Três palavrinhas

E durante a primeira leitura da peça, em torno de uma mesa quadrada no palco do teatro vazio, Roberta criticou o número musical na abertura do segundo ato:

- A peça é um drama, não um musical. Isso vai quebrar o ritmo, sem necessidade.

Na cabeceira da mesa, João ergueu a sua fotocópia do roteiro.

- Sem contar que não há nenhum cantor profissional no elenco. Eu não canto nem no chuveiro.

No extremo oposto da mesa, Avelar, o diretor, ergueu as mãos pedindo calma.

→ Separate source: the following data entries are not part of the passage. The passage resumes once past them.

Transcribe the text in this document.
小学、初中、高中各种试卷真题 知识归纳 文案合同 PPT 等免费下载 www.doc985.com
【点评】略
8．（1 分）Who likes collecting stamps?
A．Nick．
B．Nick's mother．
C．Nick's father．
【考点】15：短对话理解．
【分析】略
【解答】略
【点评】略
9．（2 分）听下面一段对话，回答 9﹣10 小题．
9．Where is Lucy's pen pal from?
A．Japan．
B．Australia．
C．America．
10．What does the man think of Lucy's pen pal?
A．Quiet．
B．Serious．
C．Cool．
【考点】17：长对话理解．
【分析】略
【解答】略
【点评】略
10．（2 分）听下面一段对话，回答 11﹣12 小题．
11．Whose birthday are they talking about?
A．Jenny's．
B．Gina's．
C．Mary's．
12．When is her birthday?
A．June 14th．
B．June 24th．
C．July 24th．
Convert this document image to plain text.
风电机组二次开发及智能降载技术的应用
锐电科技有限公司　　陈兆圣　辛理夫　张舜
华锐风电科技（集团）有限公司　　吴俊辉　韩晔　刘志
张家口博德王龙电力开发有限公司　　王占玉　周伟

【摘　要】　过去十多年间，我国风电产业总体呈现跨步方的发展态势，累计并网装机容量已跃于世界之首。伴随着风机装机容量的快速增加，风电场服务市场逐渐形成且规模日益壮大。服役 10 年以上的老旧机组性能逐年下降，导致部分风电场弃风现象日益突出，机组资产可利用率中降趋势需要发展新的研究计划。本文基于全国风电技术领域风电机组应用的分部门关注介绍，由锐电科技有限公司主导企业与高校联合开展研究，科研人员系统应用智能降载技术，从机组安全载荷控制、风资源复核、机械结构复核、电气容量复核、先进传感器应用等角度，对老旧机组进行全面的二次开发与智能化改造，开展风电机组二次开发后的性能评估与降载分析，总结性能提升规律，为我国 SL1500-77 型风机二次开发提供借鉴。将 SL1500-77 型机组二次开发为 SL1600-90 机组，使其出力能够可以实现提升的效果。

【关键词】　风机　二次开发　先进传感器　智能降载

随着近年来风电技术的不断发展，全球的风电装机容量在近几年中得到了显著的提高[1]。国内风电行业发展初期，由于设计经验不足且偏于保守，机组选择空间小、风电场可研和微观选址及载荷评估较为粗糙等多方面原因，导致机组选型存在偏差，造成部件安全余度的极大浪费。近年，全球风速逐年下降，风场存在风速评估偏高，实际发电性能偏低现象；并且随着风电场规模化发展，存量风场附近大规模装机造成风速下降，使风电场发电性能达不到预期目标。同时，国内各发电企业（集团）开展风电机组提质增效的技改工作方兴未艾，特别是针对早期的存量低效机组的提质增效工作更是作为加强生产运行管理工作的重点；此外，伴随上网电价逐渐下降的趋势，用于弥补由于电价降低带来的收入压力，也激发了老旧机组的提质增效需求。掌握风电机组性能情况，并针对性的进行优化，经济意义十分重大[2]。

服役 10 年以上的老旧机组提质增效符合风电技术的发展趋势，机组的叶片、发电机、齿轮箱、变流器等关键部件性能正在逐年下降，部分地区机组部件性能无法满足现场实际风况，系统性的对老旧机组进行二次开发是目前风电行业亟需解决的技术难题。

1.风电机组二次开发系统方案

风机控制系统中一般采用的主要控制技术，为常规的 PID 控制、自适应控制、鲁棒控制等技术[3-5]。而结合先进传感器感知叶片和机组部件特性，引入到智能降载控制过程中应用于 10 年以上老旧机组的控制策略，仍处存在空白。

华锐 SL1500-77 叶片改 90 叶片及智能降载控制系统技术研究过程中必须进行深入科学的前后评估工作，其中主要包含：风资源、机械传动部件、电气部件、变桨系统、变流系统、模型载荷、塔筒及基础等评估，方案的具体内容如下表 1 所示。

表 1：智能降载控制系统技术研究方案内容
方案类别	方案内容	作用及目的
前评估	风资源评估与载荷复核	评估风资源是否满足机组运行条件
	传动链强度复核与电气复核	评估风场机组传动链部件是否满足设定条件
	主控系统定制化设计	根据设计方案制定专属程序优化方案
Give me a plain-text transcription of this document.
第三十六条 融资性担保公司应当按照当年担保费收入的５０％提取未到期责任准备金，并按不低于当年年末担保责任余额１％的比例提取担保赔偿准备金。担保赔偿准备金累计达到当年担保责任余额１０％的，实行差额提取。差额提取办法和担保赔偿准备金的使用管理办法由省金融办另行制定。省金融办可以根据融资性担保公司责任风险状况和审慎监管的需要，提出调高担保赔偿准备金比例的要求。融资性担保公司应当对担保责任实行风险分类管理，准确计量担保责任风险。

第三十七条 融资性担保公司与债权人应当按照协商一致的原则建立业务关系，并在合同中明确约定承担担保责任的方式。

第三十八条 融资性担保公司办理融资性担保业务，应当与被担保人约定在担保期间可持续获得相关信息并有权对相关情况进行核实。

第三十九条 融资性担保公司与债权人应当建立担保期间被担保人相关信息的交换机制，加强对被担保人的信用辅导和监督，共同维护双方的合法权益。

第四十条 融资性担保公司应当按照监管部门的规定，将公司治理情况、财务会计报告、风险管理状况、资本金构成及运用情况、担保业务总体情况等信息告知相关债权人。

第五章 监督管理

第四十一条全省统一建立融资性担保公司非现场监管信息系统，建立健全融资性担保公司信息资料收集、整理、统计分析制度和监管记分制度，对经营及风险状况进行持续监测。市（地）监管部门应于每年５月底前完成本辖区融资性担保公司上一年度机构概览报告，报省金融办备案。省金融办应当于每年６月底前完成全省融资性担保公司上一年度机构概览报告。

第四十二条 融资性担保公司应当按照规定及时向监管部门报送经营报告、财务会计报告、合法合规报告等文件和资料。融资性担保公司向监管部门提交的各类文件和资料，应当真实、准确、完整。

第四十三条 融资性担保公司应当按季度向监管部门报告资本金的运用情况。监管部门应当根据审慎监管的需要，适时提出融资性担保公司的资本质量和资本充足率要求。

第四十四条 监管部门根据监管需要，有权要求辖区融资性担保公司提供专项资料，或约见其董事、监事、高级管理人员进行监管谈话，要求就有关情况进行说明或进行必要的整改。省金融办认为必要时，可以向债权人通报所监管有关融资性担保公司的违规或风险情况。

- Vocês pelo menos tem ideia de que música é essa, e qual a sua importância no contexto da peça?

- "Three Little Words"... - leu Carla, sentada à esquerda de Avelar, com sotaque estudadamente britânico.

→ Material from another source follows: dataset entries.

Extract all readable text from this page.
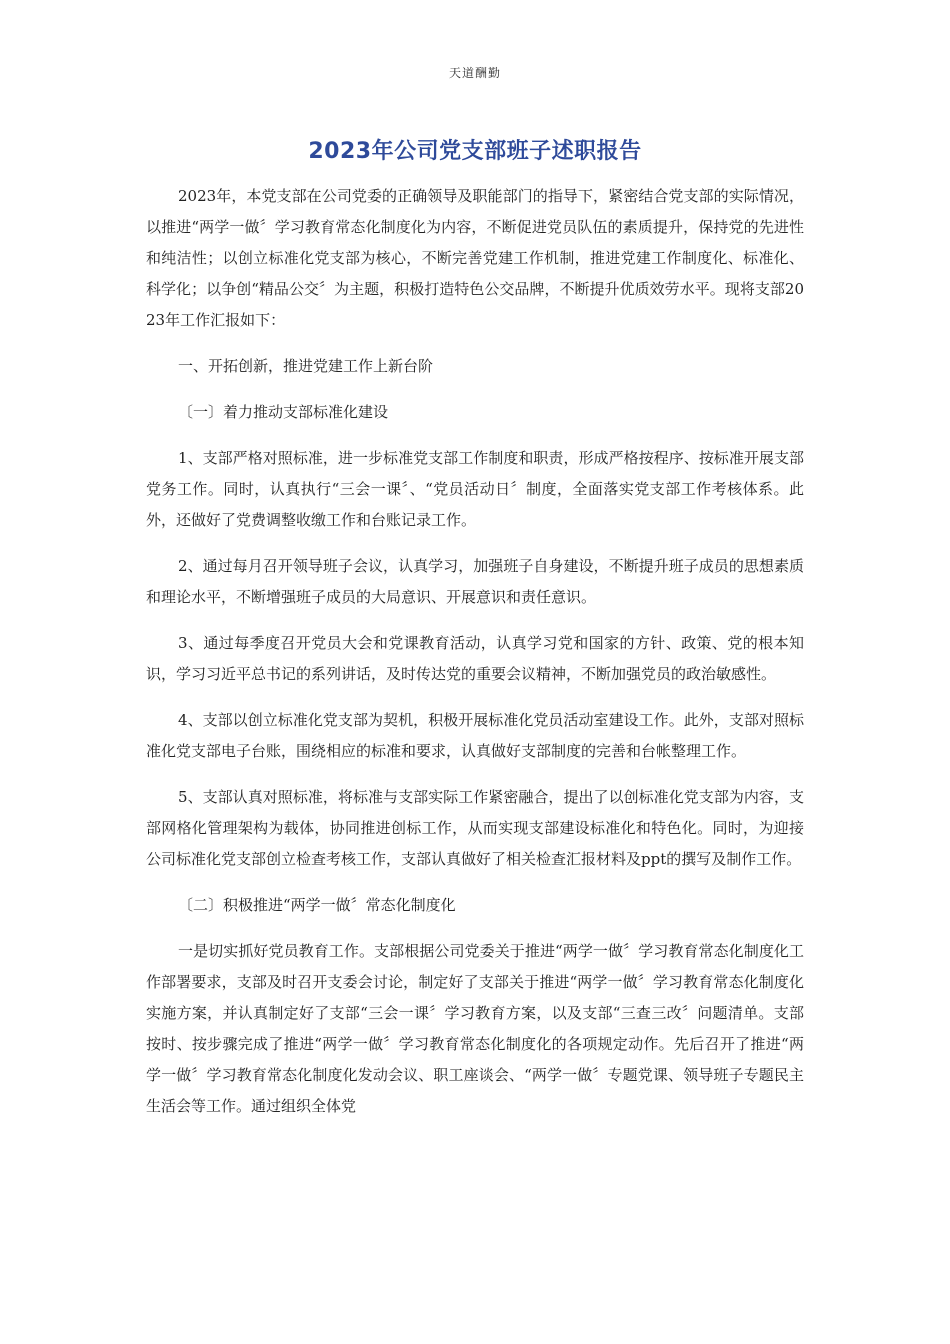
天道酬勤
2023年公司党支部班子述职报告

2023年，本党支部在公司党委的正确领导及职能部门的指导下，紧密结合党支部的实际情况，以推进“两学一做〞学习教育常态化制度化为内容，不断促进党员队伍的素质提升，保持党的先进性和纯洁性；以创立标准化党支部为核心，不断完善党建工作机制，推进党建工作制度化、标准化、科学化；以争创“精品公交〞为主题，积极打造特色公交品牌，不断提升优质效劳水平。现将支部2023年工作汇报如下：

一、开拓创新，推进党建工作上新台阶

〔一〕着力推动支部标准化建设

1、支部严格对照标准，进一步标准党支部工作制度和职责，形成严格按程序、按标准开展支部党务工作。同时，认真执行“三会一课〞、“党员活动日〞制度，全面落实党支部工作考核体系。此外，还做好了党费调整收缴工作和台账记录工作。

2、通过每月召开领导班子会议，认真学习，加强班子自身建设，不断提升班子成员的思想素质和理论水平，不断增强班子成员的大局意识、开展意识和责任意识。

3、通过每季度召开党员大会和党课教育活动，认真学习党和国家的方针、政策、党的根本知识，学习习近平总书记的系列讲话，及时传达党的重要会议精神，不断加强党员的政治敏感性。

4、支部以创立标准化党支部为契机，积极开展标准化党员活动室建设工作。此外，支部对照标准化党支部电子台账，围绕相应的标准和要求，认真做好支部制度的完善和台帐整理工作。

5、支部认真对照标准，将标准与支部实际工作紧密融合，提出了以创标准化党支部为内容，支部网格化管理架构为载体，协同推进创标工作，从而实现支部建设标准化和特色化。同时，为迎接公司标准化党支部创立检查考核工作，支部认真做好了相关检查汇报材料及ppt的撰写及制作工作。

〔二〕积极推进“两学一做〞常态化制度化

一是切实抓好党员教育工作。支部根据公司党委关于推进“两学一做〞学习教育常态化制度化工作部署要求，支部及时召开支委会讨论，制定好了支部关于推进“两学一做〞学习教育常态化制度化实施方案，并认真制定好了支部“三会一课〞学习教育方案，以及支部“三查三改〞问题清单。支部按时、按步骤完成了推进“两学一做〞学习教育常态化制度化的各项规定动作。先后召开了推进“两学一做〞学习教育常态化制度化发动会议、职工座谈会、“两学一做〞专题党课、领导班子专题民主生活会等工作。通过组织全体党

Avelar prosseguiu, seguindo o texto com o dedo:

- ...que são, naturalmente "I love you". Ora, a nossa peça é sobre encontros e desencontros, pessoas que se esbarram na vida e acabam por se perder. Então, na abertura do segundo ato, Heitor, o personagem do João... recebe a visita de Mira, a personagem da Carla... e ele canta essa música como uma celebração ao amor que ela diz que lhe dedica, depois da separação no fim do primeiro ato.

- Ele não pode simplesmente declamar? - Sugeriu João. - E dar alguns passos de dança?

- Um pas de deux! - Carla bateu palmas.

Avelar levou a mão ao queixo, ar pensativo.

- Pode ser... colocamos a música instrumental em playback, e você declama a letra, depois que Mira se declarar. Aí vocês dão alguns passos de dança pelo palco... precisaremos de alguém para bolar uma coreografia.

- Nada de muito complicado - ressaltou João. - Eu também não sou dançarino.

- Você nem tenta disfarçar - Carla bateu no ombro dele, de leve, com sua cópia do roteiro enrolada. - Desse jeito, nunca conseguirá um papel num musical em São Paulo.

Ele deu de ombros.

- Não quero fazer musical em São Paulo. Quero fazer off-off-Broadway em Nova Iorque.

- Boa! - Exclamou Avelar. - Roberta?

Roberta colocou as mãos sobre a mesa, palmas viradas para baixo, ar determinado no rosto.

- Eu também quero sugerir uma alteração... mas para o terceiro ato.

- Nada de número musical, suponho.

- Não, não é um número musical. É um contraponto a ele, aliás.

E esticando e encolhendo os dedos sobre a superfície de madeira:

- No trecho em que ela diz para Heitor que também tem três palavrinhas para ele, eu gostaria de sugerir uma troca do "seja muito feliz"... dito em tom duro... por um singelo "vá se f****".

E no silêncio que se seguiu, concluiu:

- E ela sai de cena cantarolando "Three Little Words". Não se preocupem, vai à capela mesmo.